Background
Adolescence and young adulthood are stages of life that often encompass sexual debut, sexual exploration, and sexual experimentation.[1] When these periods intersect with activities such as substance use or decreased condom use, youth become increasingly prone to HIV acquisition.[1] In 2021, individuals aged 13 to 24 years of age accounted for roughly 1 in 5 persons who newly acquired HIV in the United States.[2] Sexual, gender and racial/ethnic minority youth, particularly those living in the Southern United States, are even more vulnerable to acquiring HIV. In this context, HIV preexposure prophylaxis (PrEP) is a known, effective, data-proven biomedical tool for HIV prevention.[3] In 2012, tenofovir DF-emtricitabine (TDF-FTC) was approved by the US Food and Drug Administration (FDA) for HIV PrEP in adults, but there was little initial uptake among young adults. In 2018, the FDA changed the criteria for HIV PrEP in youth to be based on weight, with approval for those weighing at least 35 kg (77 lb).[3]

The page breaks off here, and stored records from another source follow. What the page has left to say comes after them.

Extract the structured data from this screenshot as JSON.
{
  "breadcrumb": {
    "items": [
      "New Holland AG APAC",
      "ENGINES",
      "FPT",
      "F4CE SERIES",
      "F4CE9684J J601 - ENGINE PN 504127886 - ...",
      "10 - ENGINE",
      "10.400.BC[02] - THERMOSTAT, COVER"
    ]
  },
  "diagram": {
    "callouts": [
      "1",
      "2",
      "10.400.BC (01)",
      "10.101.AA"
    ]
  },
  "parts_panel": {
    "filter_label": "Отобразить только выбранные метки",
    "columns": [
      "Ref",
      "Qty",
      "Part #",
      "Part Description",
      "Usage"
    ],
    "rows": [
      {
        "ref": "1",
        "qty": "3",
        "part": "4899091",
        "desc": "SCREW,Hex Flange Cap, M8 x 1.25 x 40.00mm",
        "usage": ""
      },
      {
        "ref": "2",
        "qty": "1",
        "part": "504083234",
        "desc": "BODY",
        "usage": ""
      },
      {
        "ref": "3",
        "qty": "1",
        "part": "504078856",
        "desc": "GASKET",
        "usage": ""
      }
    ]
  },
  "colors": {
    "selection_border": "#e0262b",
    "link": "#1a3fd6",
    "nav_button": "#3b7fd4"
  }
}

HIV PrEP Coverage for Youth
In the United States, HIV PrEP has been underused as an HIV prevention tool in adolescents and young adults (Figure 1).[4] In 2022, only about 24% of youth 16-24 years of age who had an indication for PrEP actually received HIV PrEP (the percentage of people receiving HIV PrEP versus those with an HIV PrEP indication is often referred to as “PrEP coverage”).[4] Several studies have demonstrated barriers in the HIV PrEP care cascade for adolescents, including lack of HIV PrEP awareness among adolescents or their guardians, reluctance to use HIV PrEP, and reduced HIV PrEP prescriptions written by clinicians for adolescents who have a significant risk of acquiring HIV.[5,6] These studies underscore the importance of a multipronged approach to addressing deficits in the HIV PrEP care cascade—from awareness to prescribing to uptake to adherence, in order to successfully harness HIV PrEP to advance the goal of ending the HIV epidemic in the United States. Further, several issues continue to exist related to health professionals that contribute to low HIV PrEP prescribing for youth, including lack of knowledge, hesitancy to prescribe, and inability to effectively conduct sexual history discussions with youth.